Generate fake text using a language model from a given csv file

Here’s an example of how you can use a pre-trained language model to generate fake text that matches the words in the sample text column:

import csv
import torch
from transformers import AutoTokenizer, AutoModelWithLMHead

# Load the pre-trained language model and tokenizer
model_name = 'gpt2'
tokenizer = AutoTokenizer.from_pretrained(model_name)
model = AutoModelWithLMHead.from_pretrained(model_name)

# Set the maximum length of the generated text
max_length = 100

# Read the input CSV file
with open('input_file.csv', 'r') as file:
    reader = csv.reader(file)
    header = next(reader)
    data = list(reader)

# Loop through the data rows and generate fake text that matches the words in the sample text column
for row in data:
    # Get the sample text from the input CSV file
    sample_text = row[1]
    # Split the sample text into words
    words = sample_text.split()
    # Generate fake text that matches the words in the sample text using the pre-trained language model
    input_ids = tokenizer.encode(sample_text, return_tensors='pt')
    output_ids = model.generate(input_ids=input_ids, max_length=max_length, do_sample=True)
    fake_text = tokenizer.decode(output_ids[0], skip_special_tokens=True)
    # Replace the original text with the fake text
    row[1] = fake_text

# Write the augmented data to a new CSV file
with open('output_file.csv', 'w', newline='') as file:
    writer = csv.writer(file)
    writer.writerow(header)
    writer.writerows(data)

In this example, we load a pre-trained language model and tokenizer from the Hugging Face Transformers library, and use them to generate fake text that matches the words in the sample text column. We first tokenize the sample text using the tokenizer, and use the resulting input IDs to generate fake text using the language model’s generate() method. We set the max_length parameter to limit the length of the generated text, and set do_sample=True to enable random sampling during generation. Finally, we replace the original text with the fake text and write the augmented data to a new CSV file.
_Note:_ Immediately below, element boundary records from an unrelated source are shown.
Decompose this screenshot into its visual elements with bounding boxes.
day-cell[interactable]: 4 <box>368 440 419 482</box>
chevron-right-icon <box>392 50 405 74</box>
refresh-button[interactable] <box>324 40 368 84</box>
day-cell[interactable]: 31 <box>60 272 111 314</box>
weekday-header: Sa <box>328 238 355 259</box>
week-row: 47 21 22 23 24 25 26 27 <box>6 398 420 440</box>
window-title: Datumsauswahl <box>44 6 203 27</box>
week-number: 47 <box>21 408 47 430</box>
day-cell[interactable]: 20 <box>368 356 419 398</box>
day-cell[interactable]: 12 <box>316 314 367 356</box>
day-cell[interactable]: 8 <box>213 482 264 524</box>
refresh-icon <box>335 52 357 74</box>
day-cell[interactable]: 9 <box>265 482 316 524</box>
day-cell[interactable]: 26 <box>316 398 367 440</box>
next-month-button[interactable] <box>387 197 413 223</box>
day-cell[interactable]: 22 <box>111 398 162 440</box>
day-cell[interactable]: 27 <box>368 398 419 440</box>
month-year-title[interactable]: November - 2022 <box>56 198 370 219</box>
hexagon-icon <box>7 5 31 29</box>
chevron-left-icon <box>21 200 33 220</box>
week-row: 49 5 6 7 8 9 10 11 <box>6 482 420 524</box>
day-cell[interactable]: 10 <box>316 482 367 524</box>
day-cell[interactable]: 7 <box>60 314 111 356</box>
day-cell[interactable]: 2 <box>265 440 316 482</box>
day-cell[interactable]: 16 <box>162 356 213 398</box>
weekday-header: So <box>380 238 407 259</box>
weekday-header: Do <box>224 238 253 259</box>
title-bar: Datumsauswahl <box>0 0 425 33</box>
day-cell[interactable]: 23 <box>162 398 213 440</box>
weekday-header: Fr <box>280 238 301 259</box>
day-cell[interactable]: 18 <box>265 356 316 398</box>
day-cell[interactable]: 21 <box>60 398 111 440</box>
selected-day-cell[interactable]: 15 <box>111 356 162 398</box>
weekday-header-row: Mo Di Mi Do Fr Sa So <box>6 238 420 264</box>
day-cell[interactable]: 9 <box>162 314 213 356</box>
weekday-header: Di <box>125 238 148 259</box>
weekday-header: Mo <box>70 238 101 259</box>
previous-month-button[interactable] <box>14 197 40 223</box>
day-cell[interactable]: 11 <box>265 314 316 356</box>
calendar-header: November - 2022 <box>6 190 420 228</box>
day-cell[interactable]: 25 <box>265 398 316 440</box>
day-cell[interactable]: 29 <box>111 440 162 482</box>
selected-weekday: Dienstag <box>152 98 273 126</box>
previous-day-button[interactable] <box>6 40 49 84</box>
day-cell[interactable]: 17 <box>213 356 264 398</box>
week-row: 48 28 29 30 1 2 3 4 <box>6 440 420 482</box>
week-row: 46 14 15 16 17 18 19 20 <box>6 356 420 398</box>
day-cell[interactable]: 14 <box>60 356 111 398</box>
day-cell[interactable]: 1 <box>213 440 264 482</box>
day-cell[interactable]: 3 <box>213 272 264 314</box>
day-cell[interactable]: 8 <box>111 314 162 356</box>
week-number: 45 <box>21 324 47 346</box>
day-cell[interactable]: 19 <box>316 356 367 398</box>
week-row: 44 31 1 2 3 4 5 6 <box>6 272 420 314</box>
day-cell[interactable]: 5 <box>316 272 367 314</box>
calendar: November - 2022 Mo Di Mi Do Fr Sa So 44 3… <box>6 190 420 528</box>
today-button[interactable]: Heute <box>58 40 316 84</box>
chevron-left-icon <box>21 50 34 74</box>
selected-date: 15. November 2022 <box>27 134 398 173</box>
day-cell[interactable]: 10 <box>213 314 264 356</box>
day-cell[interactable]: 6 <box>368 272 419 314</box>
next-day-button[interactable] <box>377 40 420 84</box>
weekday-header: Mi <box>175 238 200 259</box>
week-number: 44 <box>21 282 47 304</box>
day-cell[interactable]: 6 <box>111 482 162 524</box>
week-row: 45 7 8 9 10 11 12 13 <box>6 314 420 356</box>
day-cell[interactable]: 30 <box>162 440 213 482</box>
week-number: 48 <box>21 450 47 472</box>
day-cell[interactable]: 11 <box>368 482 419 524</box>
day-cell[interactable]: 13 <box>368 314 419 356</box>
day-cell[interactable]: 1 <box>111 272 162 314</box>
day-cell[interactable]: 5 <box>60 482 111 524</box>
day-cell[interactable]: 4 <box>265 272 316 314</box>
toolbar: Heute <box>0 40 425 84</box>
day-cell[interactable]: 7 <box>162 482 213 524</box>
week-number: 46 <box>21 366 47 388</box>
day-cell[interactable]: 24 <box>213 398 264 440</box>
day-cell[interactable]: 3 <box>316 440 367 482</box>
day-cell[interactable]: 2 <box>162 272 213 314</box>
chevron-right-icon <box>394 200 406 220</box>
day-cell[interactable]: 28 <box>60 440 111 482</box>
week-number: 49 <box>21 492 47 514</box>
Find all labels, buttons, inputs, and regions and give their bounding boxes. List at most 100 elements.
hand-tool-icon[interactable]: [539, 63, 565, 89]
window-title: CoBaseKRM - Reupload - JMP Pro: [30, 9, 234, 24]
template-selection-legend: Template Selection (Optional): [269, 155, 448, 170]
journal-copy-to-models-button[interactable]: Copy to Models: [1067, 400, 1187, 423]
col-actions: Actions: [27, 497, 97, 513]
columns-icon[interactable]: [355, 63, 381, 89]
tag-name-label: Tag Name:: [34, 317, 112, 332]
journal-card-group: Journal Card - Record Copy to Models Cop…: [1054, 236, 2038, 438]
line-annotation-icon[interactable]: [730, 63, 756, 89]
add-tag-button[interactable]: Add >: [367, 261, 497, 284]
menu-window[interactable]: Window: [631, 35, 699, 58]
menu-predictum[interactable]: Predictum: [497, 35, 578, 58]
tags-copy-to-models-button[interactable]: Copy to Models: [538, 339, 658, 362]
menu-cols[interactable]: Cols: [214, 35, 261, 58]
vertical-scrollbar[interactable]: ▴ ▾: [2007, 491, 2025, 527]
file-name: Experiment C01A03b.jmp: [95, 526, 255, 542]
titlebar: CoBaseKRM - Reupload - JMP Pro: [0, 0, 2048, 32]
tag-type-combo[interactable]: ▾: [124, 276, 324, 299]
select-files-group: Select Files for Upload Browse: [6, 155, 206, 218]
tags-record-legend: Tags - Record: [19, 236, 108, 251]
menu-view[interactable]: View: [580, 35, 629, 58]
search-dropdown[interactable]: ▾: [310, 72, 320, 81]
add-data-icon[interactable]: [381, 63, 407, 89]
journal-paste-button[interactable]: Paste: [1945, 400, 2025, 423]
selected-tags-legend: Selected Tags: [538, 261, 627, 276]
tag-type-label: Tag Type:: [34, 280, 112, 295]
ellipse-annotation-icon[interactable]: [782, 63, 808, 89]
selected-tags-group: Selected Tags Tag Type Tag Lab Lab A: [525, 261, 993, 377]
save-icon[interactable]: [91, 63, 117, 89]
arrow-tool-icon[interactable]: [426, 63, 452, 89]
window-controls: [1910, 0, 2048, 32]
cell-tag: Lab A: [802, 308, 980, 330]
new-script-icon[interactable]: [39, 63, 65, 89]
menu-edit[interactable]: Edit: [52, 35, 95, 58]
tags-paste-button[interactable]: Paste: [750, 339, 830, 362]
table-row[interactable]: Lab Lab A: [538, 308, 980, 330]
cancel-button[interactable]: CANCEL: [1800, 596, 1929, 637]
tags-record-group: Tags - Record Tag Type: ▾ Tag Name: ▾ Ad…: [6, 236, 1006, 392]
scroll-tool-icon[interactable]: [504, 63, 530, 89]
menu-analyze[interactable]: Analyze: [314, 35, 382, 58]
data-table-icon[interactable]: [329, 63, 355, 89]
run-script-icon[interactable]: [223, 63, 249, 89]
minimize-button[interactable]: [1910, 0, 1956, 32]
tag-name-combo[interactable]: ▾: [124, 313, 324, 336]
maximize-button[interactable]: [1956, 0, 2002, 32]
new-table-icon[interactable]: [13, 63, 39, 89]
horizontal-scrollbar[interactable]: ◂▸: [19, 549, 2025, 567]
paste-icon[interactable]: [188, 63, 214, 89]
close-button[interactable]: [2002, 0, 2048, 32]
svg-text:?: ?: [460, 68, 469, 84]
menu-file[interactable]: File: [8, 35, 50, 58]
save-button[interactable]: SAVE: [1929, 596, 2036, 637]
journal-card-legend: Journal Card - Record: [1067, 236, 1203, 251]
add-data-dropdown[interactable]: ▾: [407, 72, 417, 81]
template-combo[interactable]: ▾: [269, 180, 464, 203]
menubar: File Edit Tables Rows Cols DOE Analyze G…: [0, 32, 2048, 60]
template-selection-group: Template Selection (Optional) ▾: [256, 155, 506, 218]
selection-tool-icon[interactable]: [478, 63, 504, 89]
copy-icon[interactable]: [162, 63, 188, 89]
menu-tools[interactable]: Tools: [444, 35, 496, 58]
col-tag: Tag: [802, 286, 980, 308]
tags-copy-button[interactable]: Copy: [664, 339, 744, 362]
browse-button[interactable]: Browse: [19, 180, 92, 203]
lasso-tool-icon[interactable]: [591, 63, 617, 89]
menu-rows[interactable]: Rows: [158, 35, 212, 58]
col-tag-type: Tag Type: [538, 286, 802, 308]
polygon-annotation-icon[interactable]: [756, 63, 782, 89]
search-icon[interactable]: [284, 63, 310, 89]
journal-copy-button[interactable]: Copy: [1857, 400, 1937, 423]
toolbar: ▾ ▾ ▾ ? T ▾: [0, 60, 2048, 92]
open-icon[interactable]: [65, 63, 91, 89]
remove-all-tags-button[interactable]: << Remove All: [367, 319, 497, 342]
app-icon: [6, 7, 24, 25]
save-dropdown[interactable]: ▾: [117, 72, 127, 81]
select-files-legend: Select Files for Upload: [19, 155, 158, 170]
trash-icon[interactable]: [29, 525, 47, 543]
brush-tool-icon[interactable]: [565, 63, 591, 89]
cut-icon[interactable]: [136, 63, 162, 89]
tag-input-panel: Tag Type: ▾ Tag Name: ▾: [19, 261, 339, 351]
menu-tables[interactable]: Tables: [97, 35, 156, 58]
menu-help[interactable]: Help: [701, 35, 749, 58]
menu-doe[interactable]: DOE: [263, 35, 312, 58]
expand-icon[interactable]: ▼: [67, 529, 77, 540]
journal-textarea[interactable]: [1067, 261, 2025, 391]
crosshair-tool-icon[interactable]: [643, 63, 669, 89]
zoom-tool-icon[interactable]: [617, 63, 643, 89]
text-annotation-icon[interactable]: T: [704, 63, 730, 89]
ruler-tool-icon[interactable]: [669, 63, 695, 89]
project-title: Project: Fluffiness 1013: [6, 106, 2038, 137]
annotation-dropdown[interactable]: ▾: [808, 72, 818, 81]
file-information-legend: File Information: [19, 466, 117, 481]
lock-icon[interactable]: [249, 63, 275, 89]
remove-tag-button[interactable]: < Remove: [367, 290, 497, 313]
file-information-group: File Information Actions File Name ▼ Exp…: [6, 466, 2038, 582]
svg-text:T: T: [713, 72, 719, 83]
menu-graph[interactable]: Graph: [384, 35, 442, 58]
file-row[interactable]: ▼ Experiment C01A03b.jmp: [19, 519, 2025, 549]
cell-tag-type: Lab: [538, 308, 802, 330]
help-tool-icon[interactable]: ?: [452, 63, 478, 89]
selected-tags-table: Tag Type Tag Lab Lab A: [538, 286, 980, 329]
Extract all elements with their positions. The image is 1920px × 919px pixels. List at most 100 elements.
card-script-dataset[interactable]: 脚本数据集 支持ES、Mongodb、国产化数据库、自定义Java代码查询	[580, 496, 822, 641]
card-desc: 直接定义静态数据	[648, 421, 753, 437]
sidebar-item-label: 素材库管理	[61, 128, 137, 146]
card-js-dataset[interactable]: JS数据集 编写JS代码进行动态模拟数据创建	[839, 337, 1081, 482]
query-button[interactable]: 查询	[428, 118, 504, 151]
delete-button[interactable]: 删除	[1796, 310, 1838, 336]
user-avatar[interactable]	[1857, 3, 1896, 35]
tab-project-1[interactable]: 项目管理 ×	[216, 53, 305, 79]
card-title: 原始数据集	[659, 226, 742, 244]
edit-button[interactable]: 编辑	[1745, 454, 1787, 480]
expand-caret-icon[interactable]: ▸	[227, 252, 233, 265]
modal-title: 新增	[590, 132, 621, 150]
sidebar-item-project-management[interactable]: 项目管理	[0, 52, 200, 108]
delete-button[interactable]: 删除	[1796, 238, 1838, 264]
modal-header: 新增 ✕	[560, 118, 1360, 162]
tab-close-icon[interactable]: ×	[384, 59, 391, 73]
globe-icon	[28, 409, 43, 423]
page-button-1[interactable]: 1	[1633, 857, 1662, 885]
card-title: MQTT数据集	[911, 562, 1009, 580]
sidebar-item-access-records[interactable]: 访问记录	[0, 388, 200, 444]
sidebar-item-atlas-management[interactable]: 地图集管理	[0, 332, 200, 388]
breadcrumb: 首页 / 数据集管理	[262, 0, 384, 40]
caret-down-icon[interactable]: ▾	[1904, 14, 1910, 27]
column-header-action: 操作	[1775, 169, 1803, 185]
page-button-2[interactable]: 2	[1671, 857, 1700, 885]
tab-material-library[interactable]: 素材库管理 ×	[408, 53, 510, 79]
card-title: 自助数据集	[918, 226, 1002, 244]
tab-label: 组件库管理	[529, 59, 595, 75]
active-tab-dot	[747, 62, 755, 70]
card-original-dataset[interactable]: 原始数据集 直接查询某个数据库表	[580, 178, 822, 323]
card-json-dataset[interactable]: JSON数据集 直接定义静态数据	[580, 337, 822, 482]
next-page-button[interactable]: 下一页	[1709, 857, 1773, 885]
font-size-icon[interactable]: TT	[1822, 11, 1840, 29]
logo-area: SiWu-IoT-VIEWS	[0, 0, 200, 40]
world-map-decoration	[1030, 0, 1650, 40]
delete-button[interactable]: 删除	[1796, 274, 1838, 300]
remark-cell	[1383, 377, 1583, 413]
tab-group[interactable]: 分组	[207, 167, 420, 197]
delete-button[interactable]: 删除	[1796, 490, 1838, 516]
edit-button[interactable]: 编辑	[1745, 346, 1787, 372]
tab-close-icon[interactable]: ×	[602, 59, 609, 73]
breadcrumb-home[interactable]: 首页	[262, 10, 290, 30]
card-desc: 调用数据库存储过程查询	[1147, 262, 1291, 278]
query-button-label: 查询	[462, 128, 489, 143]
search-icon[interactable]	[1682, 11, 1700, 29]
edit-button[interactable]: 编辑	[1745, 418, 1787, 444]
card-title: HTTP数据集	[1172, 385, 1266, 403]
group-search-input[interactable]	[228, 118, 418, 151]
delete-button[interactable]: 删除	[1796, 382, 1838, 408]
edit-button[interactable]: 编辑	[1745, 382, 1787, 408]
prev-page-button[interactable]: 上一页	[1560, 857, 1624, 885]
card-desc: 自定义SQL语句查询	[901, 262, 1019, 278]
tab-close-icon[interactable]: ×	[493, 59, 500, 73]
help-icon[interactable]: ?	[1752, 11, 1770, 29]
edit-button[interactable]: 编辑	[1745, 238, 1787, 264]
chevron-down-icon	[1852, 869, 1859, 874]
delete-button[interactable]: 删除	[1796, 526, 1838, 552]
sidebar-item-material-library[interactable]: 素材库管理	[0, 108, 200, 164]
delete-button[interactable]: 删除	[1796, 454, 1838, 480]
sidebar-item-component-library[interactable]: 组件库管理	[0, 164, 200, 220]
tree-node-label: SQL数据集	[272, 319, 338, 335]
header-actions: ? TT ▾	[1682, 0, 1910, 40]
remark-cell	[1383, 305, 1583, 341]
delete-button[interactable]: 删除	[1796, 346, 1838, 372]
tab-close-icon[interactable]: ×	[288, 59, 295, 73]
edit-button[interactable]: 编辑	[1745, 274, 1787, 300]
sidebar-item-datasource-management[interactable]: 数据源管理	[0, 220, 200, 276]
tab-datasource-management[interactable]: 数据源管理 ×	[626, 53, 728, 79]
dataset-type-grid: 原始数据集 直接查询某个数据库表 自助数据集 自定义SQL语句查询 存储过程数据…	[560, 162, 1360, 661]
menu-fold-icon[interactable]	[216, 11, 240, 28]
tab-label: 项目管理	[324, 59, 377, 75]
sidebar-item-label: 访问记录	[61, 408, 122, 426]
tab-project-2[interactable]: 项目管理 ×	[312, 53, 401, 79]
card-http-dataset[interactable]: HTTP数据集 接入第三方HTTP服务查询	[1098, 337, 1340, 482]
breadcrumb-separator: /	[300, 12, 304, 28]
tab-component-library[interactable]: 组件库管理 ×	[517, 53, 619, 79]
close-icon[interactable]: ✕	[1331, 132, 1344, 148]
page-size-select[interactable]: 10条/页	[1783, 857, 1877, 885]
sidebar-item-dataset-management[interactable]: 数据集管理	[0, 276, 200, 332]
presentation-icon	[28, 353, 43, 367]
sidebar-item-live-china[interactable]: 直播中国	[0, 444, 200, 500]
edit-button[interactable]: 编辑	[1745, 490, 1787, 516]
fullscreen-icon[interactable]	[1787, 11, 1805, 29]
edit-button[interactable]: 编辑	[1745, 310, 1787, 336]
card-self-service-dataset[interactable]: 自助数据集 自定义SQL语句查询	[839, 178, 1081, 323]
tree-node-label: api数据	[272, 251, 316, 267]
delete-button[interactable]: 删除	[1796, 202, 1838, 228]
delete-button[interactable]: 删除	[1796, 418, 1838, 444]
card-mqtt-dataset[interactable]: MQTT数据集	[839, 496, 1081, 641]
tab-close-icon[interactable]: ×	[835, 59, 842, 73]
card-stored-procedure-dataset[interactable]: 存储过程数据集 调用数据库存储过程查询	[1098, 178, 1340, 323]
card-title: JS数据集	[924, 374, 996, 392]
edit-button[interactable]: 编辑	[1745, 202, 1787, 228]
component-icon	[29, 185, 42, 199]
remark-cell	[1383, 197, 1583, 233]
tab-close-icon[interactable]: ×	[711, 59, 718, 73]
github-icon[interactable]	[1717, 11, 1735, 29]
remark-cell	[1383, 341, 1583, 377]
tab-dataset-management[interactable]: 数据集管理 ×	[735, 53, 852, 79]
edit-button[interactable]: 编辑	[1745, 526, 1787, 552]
Note that this is just one example of how you can use language modeling or text generation with neural networks to generate fake text that matches the words in the sample text column. Depending on the task and the nature of the text data, you may want to use other pre-trained models or train your own models on custom data. You may also want to experiment with different hyperparameters and sampling strategies to improve the quality and diversity of the generated text.